Под глубокими, узкими впадинами-окнами крепости шумели, кропя росой, пыльные одинокие липы. А за глухими стенами все так же гудели одичало-ярые волны…
Когда на башне часы, рыдая, пробили два, за дальними крепостными воротами заревел автомобильный рог — это подъезжал Гедеонов, не пропускавший ни одной казни…
Тюремщики кинулись встречать его. В. зеленом кителе, с побрякивающими аксельбантами на тощей впалой груди, прошмыгнул он в калитку. Увидев торопливо укрепляемый на дворе помост с столбами и перекладиной, подмигнул тюремщикам:
— Кормилица?.. А каковы собой эти-то, хлюсты-то, мать бы… Молоды? Красивы? Стройны?

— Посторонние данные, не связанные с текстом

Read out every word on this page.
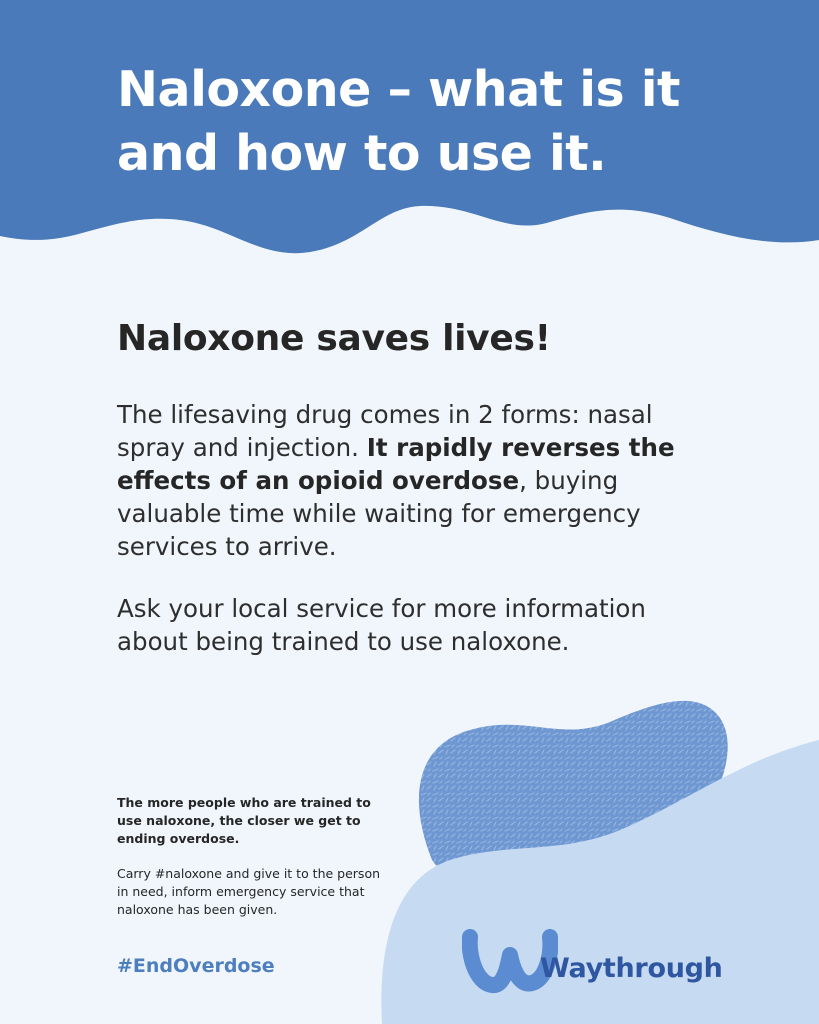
Naloxone – what is it
and how to use it.
Naloxone saves lives!

The lifesaving drug comes in 2 forms: nasal spray and injection. It rapidly reverses the effects of an opioid overdose, buying valuable time while waiting for emergency services to arrive.

Ask your local service for more information about being trained to use naloxone.

The more people who are trained to use naloxone, the closer we get to ending overdose.

Carry #naloxone and give it to the person in need, inform emergency service that naloxone has been given.

#EndOverdose	Waythrough
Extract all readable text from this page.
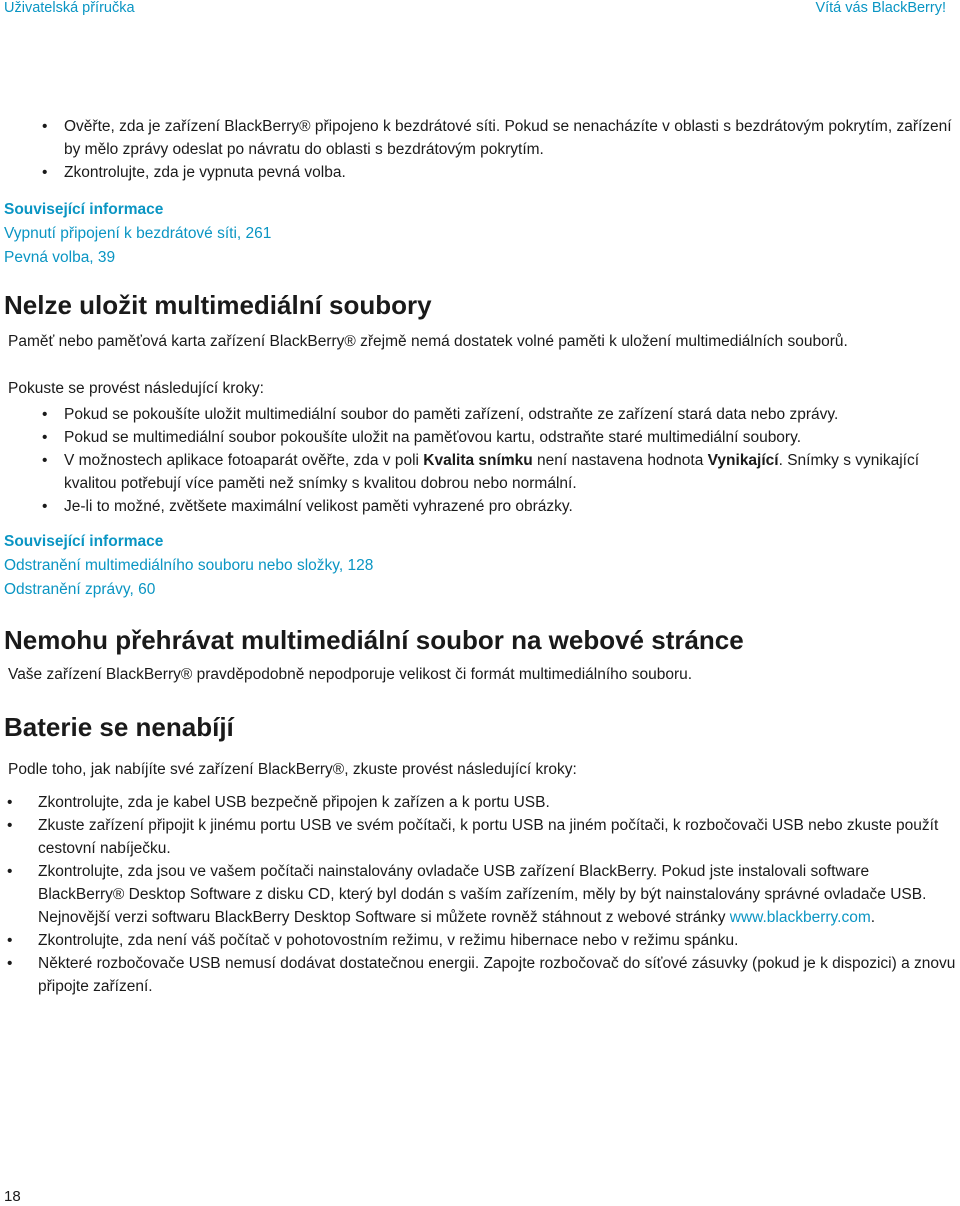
Uživatelská příručka	Vítá vás BlackBerry!
• Ověřte, zda je zařízení BlackBerry® připojeno k bezdrátové síti. Pokud se nenacházíte v oblasti s bezdrátovým pokrytím, zařízení by mělo zprávy odeslat po návratu do oblasti s bezdrátovým pokrytím.
• Zkontrolujte, zda je vypnuta pevná volba.

Související informace

Vypnutí připojení k bezdrátové síti, 261
Pevná volba, 39
Nelze uložit multimediální soubory

Paměť nebo paměťová karta zařízení BlackBerry® zřejmě nemá dostatek volné paměti k uložení multimediálních souborů.

Pokuste se provést následující kroky:

• Pokud se pokoušíte uložit multimediální soubor do paměti zařízení, odstraňte ze zařízení stará data nebo zprávy.
• Pokud se multimediální soubor pokoušíte uložit na paměťovou kartu, odstraňte staré multimediální soubory.
• V možnostech aplikace fotoaparát ověřte, zda v poli Kvalita snímku není nastavena hodnota Vynikající. Snímky s vynikající kvalitou potřebují více paměti než snímky s kvalitou dobrou nebo normální.
• Je-li to možné, zvětšete maximální velikost paměti vyhrazené pro obrázky.

Související informace

Odstranění multimediálního souboru nebo složky, 128
Odstranění zprávy, 60
Nemohu přehrávat multimediální soubor na webové stránce

Vaše zařízení BlackBerry® pravděpodobně nepodporuje velikost či formát multimediálního souboru.

Baterie se nenabíjí

Podle toho, jak nabíjíte své zařízení BlackBerry®, zkuste provést následující kroky:

• Zkontrolujte, zda je kabel USB bezpečně připojen k zařízen a k portu USB.
• Zkuste zařízení připojit k jinému portu USB ve svém počítači, k portu USB na jiném počítači, k rozbočovači USB nebo zkuste použít cestovní nabíječku.
• Zkontrolujte, zda jsou ve vašem počítači nainstalovány ovladače USB zařízení BlackBerry. Pokud jste instalovali software BlackBerry® Desktop Software z disku CD, který byl dodán s vaším zařízením, měly by být nainstalovány správné ovladače USB. Nejnovější verzi softwaru BlackBerry Desktop Software si můžete rovněž stáhnout z webové stránky www.blackberry.com.
• Zkontrolujte, zda není váš počítač v pohotovostním režimu, v režimu hibernace nebo v režimu spánku.
• Některé rozbočovače USB nemusí dodávat dostatečnou energii. Zapojte rozbočovač do síťové zásuvky (pokud je k dispozici) a znovu připojte zařízení.
18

Ибо особая радость, особое остервенение охватывало Гедеонова, когда на смертный помост вели красивых и стройных казнимых. Как стервятник, вцепившись костлявыми пальцами в тело врага, обдавал он его ядовитой слюной:
— А-а… Вот мы вам ужо красоту наведем… Языки-то повыпрут у вас, мм-а-ть бы…
Нечто подобное предвкушал Гедеонов и теперь, узнав, что бомбометатели-то — молоды и красивы.
Виселицу укрепили. Но перед тем как выводить осужденных, косой, шепелявый палач с красной бычачьей шеей, разорвав себе грудь и бросив свирепо веревку увивающемуся около Гедеонову в лицо, гаркнул:
— В-ве-шайте!.. В-вар’ы, живар’езы!.. У-хр’, жить мене зарез!.. Вешайте!.. Сабб’аки!.. Мог’оты нету-ти терпеть…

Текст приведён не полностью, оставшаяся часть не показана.